Santuario della natura o merce di scambio?

Santuario della natura o merce di scambio?
Foto: Marzolino / Shutterstock.com

Michele Mauri Michele Mauri 12 Dic 2014

Il Parco Nazionale dello Stelvio sta per essere smembrato in due parchi naturali provinciali e uno regionale. Attorno a questo progetto mercoledì scorso, a Roma, si è giocata una partita importante: la Commissione paritetica fra Stato e Regione Trentino-Alto Adige (detta dei Dodici) ha esaminato e dato il proprio via libera alla Norma di attuazione relativa alla “delega di funzioni amministrative statali concernenti il Parco Nazionale dello Stelvio”.

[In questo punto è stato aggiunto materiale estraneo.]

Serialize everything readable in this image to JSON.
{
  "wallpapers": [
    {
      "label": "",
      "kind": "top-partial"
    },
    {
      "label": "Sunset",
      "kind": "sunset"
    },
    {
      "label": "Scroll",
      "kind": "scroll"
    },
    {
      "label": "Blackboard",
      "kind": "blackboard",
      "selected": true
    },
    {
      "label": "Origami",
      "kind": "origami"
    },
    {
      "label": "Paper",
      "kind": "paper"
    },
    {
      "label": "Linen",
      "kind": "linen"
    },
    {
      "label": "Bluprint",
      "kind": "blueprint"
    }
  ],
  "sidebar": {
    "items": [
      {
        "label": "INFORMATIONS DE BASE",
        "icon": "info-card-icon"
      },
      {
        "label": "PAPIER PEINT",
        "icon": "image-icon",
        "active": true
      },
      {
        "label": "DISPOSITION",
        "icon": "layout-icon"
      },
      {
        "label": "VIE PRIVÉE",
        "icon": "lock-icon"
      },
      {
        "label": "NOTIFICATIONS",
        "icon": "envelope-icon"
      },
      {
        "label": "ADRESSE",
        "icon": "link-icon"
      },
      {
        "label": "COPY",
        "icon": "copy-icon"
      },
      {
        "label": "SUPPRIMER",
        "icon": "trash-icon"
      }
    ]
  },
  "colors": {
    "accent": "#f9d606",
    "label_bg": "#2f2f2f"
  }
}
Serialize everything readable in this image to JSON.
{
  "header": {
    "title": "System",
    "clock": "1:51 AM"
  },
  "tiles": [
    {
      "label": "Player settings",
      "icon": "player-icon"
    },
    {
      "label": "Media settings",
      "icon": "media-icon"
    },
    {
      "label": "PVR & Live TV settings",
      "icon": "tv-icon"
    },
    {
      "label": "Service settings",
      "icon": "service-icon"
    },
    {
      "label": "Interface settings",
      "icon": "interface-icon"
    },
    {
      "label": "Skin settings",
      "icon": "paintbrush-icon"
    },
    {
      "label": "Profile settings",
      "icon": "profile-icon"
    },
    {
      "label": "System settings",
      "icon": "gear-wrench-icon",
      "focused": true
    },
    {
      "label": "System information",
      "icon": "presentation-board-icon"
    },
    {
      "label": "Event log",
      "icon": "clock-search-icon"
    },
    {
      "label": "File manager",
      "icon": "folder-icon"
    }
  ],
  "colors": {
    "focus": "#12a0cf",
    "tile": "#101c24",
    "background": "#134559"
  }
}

Pochi giorni prima, 13 associazioni ambientaliste avevano rivolto un appello alla Commissione affinché non approvasse tale proposta. “L’appello delle associazioni ambientaliste contro lo smembramento dello Stelvio è arrivato fuori tempo massimo” è stato il lapidario commento del senatore Svp Karl Zeller.
Da anni il suo partito rivendica una gestione autonoma dell’area protetta di propria competenza, svincolata dal Consorzio che oggi amministra il Parco Nazionale, costituito da ministero dell’Ambiente, Provincia di Bolzano, Provincia di Trento e Regione Lombardia. Questa rivendicazione dell’Svp ha trovato una sponda importante mesi fa, quando il parlamento italiano, approvando la legge di stabilità del 2014, ha incluso una norma secondo la quale le funzioni statali relative al Parco dello Stelvio possono essere trasferite alle due province autonome di Trento e Bolzano.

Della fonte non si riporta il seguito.